Unterdessen häuft sich die Kritik am Umgang der bestohlenen Firma mit den Leichen, die in ein sächsisches Krematorium gebracht werden sollten, weil dies dort billiger ist als in Berlin und Brandenburg. Der Fall sei „einfach ein Skandal“, sagte der Leiter des größten evangelischen Friedhofs in Deutschland, Olaf Ihlefeldt, am Freitag dem Evangelischen Pressedienst. Ihlefeld leitet den Stahnsdorfer Südwestkirchhof. Zuvor hatte bereits die Bestatterinnung die Firma kritisiert.

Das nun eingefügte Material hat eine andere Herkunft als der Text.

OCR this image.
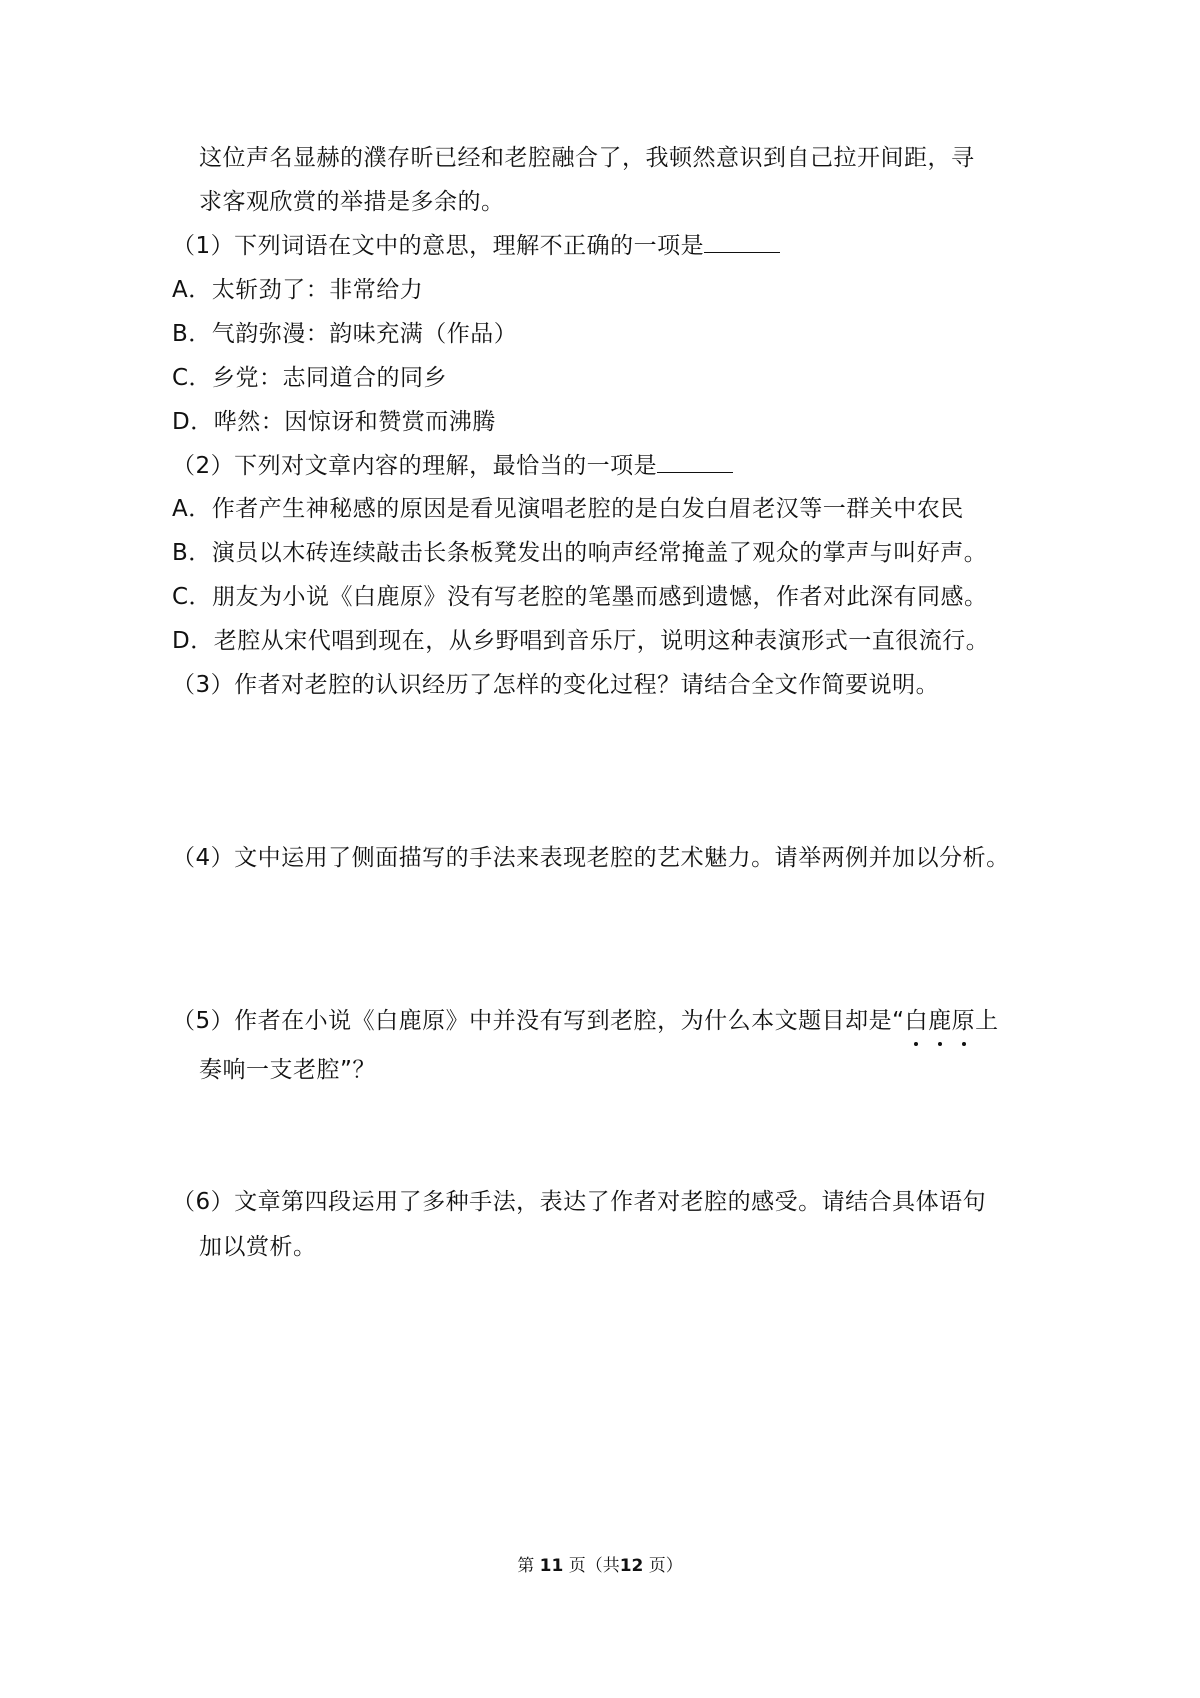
这位声名显赫的濮存昕已经和老腔融合了，我顿然意识到自己拉开间距，寻
求客观欣赏的举措是多余的。
（1）下列词语在文中的意思，理解不正确的一项是
A．太斩劲了：非常给力
B．气韵弥漫：韵味充满（作品）
C．乡党：志同道合的同乡
D．哗然：因惊讶和赞赏而沸腾
（2）下列对文章内容的理解，最恰当的一项是
A．作者产生神秘感的原因是看见演唱老腔的是白发白眉老汉等一群关中农民
B．演员以木砖连续敲击长条板凳发出的响声经常掩盖了观众的掌声与叫好声。
C．朋友为小说《白鹿原》没有写老腔的笔墨而感到遗憾，作者对此深有同感。
D．老腔从宋代唱到现在，从乡野唱到音乐厅，说明这种表演形式一直很流行。
（3）作者对老腔的认识经历了怎样的变化过程？请结合全文作简要说明。
（4）文中运用了侧面描写的手法来表现老腔的艺术魅力。请举两例并加以分析。
（5）作者在小说《白鹿原》中并没有写到老腔，为什么本文题目却是“白鹿原上
奏响一支老腔”？
（6）文章第四段运用了多种手法，表达了作者对老腔的感受。请结合具体语句
加以赏析。
第 11 页（共12 页）
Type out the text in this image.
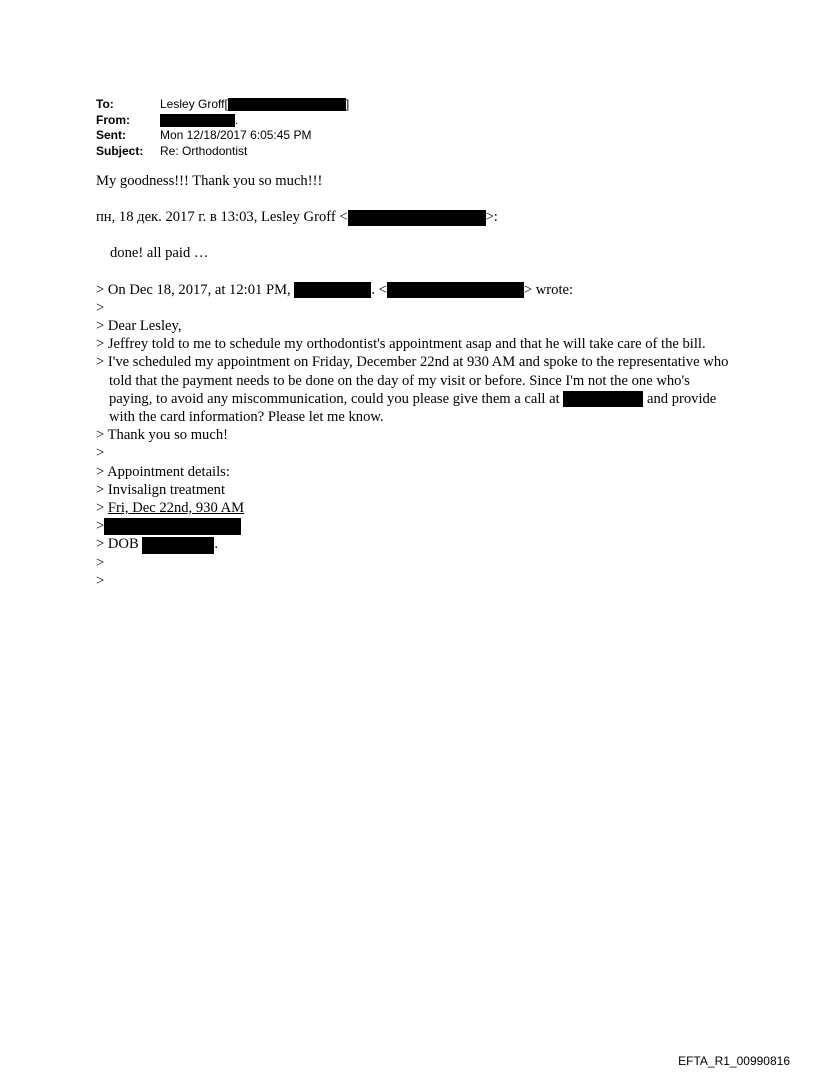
To:	Lesley Groff[	]
From:	.
Sent:	Mon 12/18/2017 6:05:45 PM
Subject:	Re: Orthodontist

My goodness!!! Thank you so much!!!

пн, 18 дек. 2017 г. в 13:03, Lesley Groff <	>:

done! all paid …

> On Dec 18, 2017, at 12:01 PM,	. <	> wrote:

>

> Dear Lesley,

> Jeffrey told to me to schedule my orthodontist's appointment asap and that he will take care of the bill.

> I've scheduled my appointment on Friday, December 22nd at 930 AM and spoke to the representative who told that the payment needs to be done on the day of my visit or before. Since I'm not the one who's paying, to avoid any miscommunication, could you please give them a call at	and provide with the card information? Please let me know.

> Thank you so much!

>

> Appointment details:

> Invisalign treatment

> Fri, Dec 22nd, 930 AM

>

> DOB	.

>

>

EFTA_R1_00990816
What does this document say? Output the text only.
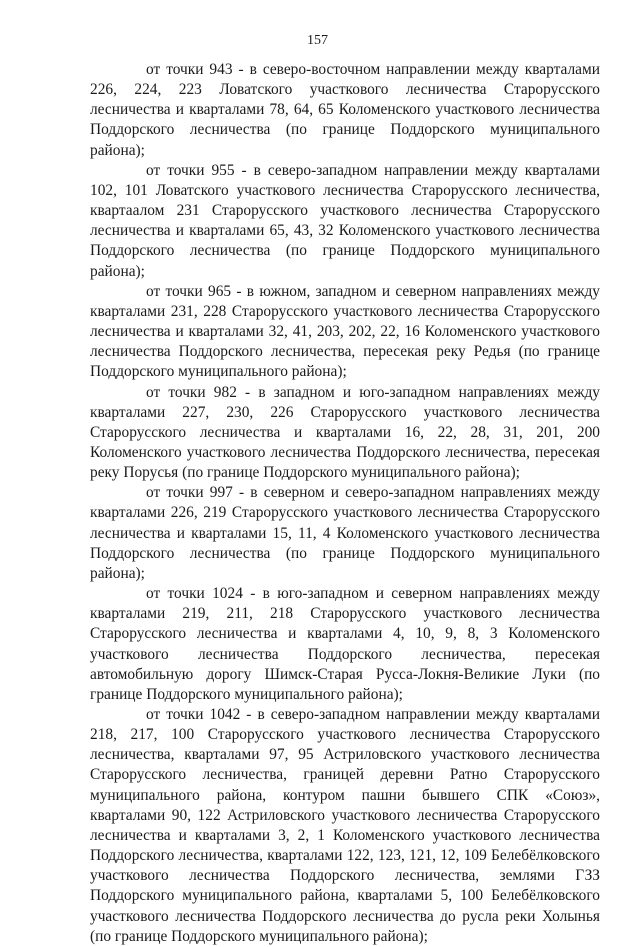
157

от точки 943 - в северо-восточном направлении между кварталами 226, 224, 223 Ловатского участкового лесничества Старорусского лесничества и кварталами 78, 64, 65 Коломенского участкового лесничества Поддорского лесничества (по границе Поддорского муниципального района);

от точки 955 - в северо-западном направлении между кварталами 102, 101 Ловатского участкового лесничества Старорусского лесничества, квартаалом 231 Старорусского участкового лесничества Старорусского лесничества и кварталами 65, 43, 32 Коломенского участкового лесничества Поддорского лесничества (по границе Поддорского муниципального района);

от точки 965 - в южном, западном и северном направлениях между кварталами 231, 228 Старорусского участкового лесничества Старорусского лесничества и кварталами 32, 41, 203, 202, 22, 16 Коломенского участкового лесничества Поддорского лесничества, пересекая реку Редья (по границе Поддорского муниципального района);

от точки 982 - в западном и юго-западном направлениях между кварталами 227, 230, 226 Старорусского участкового лесничества Старорусского лесничества и кварталами 16, 22, 28, 31, 201, 200 Коломенского участкового лесничества Поддорского лесничества, пересекая реку Порусья (по границе Поддорского муниципального района);

от точки 997 - в северном и северо-западном направлениях между кварталами 226, 219 Старорусского участкового лесничества Старорусского лесничества и кварталами 15, 11, 4 Коломенского участкового лесничества Поддорского лесничества (по границе Поддорского муниципального района);

от точки 1024 - в юго-западном и северном направлениях между кварталами 219, 211, 218 Старорусского участкового лесничества Старорусского лесничества и кварталами 4, 10, 9, 8, 3 Коломенского участкового лесничества Поддорского лесничества, пересекая автомобильную дорогу Шимск-Старая Русса-Локня-Великие Луки (по границе Поддорского муниципального района);

от точки 1042 - в северо-западном направлении между кварталами 218, 217, 100 Старорусского участкового лесничества Старорусского лесничества, кварталами 97, 95 Астриловского участкового лесничества Старорусского лесничества, границей деревни Ратно Старорусского муниципального района, контуром пашни бывшего СПК «Союз», кварталами 90, 122 Астриловского участкового лесничества Старорусского лесничества и кварталами 3, 2, 1 Коломенского участкового лесничества Поддорского лесничества, кварталами 122, 123, 121, 12, 109 Белебёлковского участкового лесничества Поддорского лесничества, землями ГЗЗ Поддорского муниципального района, кварталами 5, 100 Белебёлковского участкового лесничества Поддорского лесничества до русла реки Холынья (по границе Поддорского муниципального района);
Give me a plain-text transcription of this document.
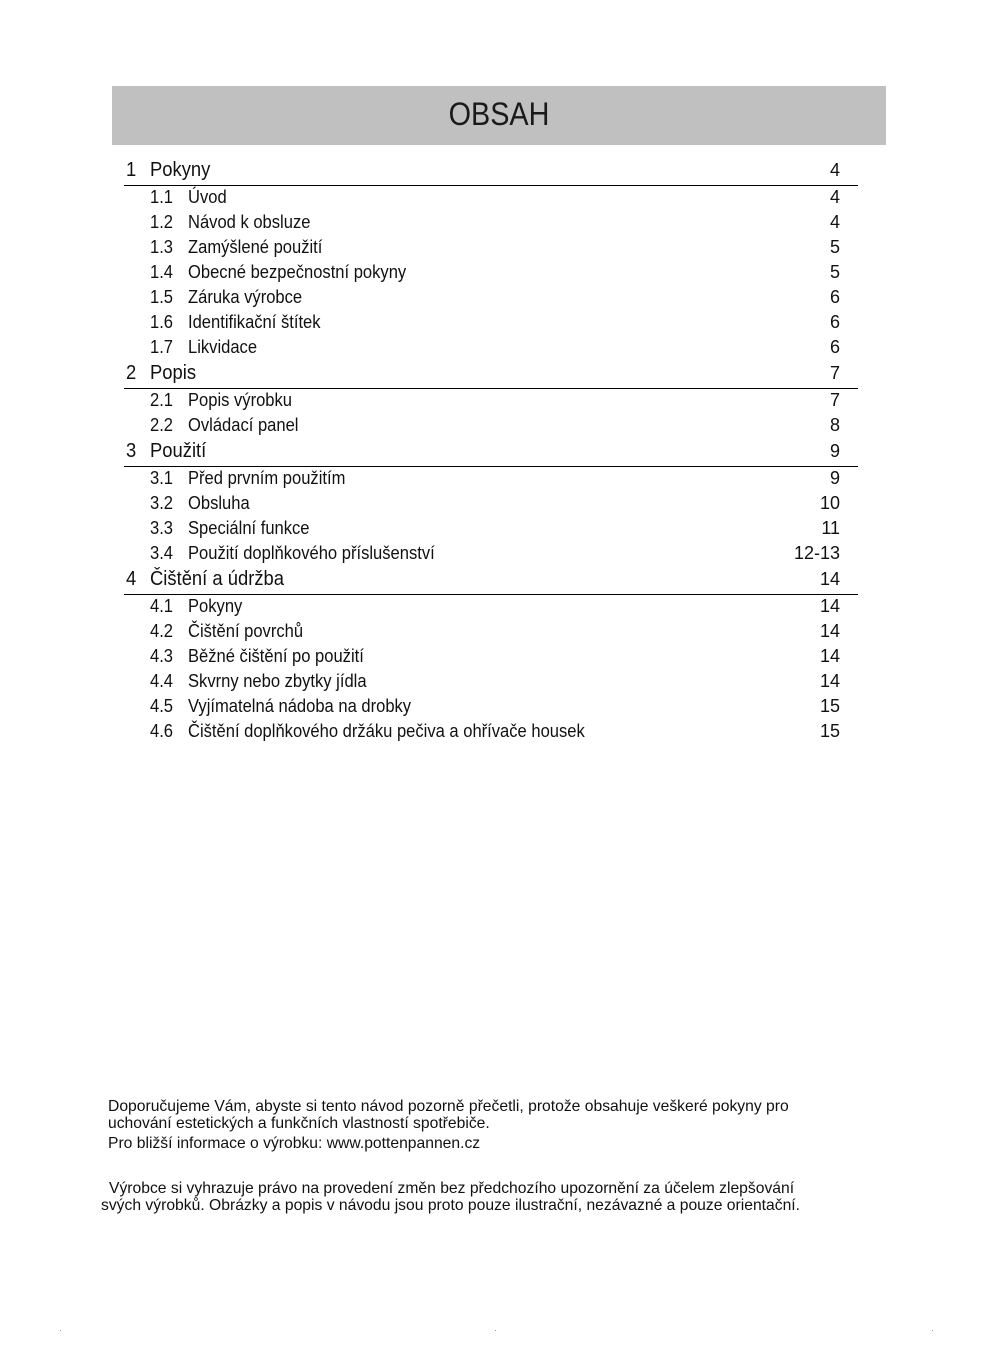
OBSAH
1 Pokyny	4
1.1 Úvod	4
1.2 Návod k obsluze	4
1.3 Zamýšlené použití	5
1.4 Obecné bezpečnostní pokyny	5
1.5 Záruka výrobce	6
1.6 Identifikační štítek	6
1.7 Likvidace	6
2 Popis	7
2.1 Popis výrobku	7
2.2 Ovládací panel	8
3 Použití	9
3.1 Před prvním použitím	9
3.2 Obsluha	10
3.3 Speciální funkce	11
3.4 Použití doplňkového příslušenství	12-13
4 Čištění a údržba	14
4.1 Pokyny	14
4.2 Čištění povrchů	14
4.3 Běžné čištění po použití	14
4.4 Skvrny nebo zbytky jídla	14
4.5 Vyjímatelná nádoba na drobky	15
4.6 Čištění doplňkového držáku pečiva a ohřívače housek	15
Doporučujeme Vám, abyste si tento návod pozorně přečetli, protože obsahuje veškeré pokyny pro
uchování estetických a funkčních vlastností spotřebiče.
Pro bližší informace o výrobku: www.pottenpannen.cz
Výrobce si vyhrazuje právo na provedení změn bez předchozího upozornění za účelem zlepšování
svých výrobků. Obrázky a popis v návodu jsou proto pouze ilustrační, nezávazné a pouze orientační.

Der Leiter des Ethikzentrums Jena, Nikolaus Knoepffler, sagte am Freitag, es sei fragwürdig, menschliche Leichname „in einer Form zu bestatten, die eher an ein Entsorgen von Tierkadavern erinnert“. Es sei ein Zeichen von Kultur und Menschlichkeit, Verstorbenen die letzte Ehre zu erweisen, sagte Knoepffler, der das Ethikzentrum an der Universität Jena gegründet hat. Auch wenn diese Pietät und die Würde des Verstorbenen nicht mit der Menschenwürde lebender Menschen verwechselt werden dürfe, „bedeutet sie doch, dass wir mit menschlichen Leichnamen nicht wie mit beliebigen Dingen umgehen sollten“.
Die Aufbewahrung und der Transport von Leichnamen ohne ausreichende Hygiene und Kühleinrichtungen seien „unseriös und pietätlos“, sagte Friedhofschef Ihlefeldt. „Tote ohne jede Rücksicht auf Pietät und Würde zu verladen und gestapelt durch das Land zu transportieren, ist die Krönung des Werteverfalls, unabhängig ob aus religiöser oder weltlicher Sicht.“

Diese Art von „Bestattungs- und Leichentourismus“ sei bereits seit vielen Jahren in Deutschland bekannt, betonte Ihlefeldt. „Bestatter bieten heute regelrechte Bestattungspakete an: Billig – Mittelklasse – Teuer. Die Familien wünschen oft nicht einmal mehr die Nutzung der Friedhofskapelle, weil das ja Geld kostet.“ Auf dem Südwestkirchhof zeigen sich im Alltag zwei Seiten, sagte Ihlefeldt. „Einerseits beschäftigen sich Familien, Freunde und Lebenspartner so intensiv mit dem Tod und der Bestattung, dass die Trauerfeiern immer individueller und liebevoller gestaltet werden.“ Es gebe jedoch auch Anfragen, „ob der Bestatter nicht gleich direkt an die Grabstelle fahren kann, die Urne oder den Sarg auslädt, um dann möglichst schnell die Bestattungszeremonie zu beenden“. In Stahnsdorf werde jedoch grundsätzlich jeder Gestorbene würdig in der Kapelle aufgebahrt und zu Grabe getragen.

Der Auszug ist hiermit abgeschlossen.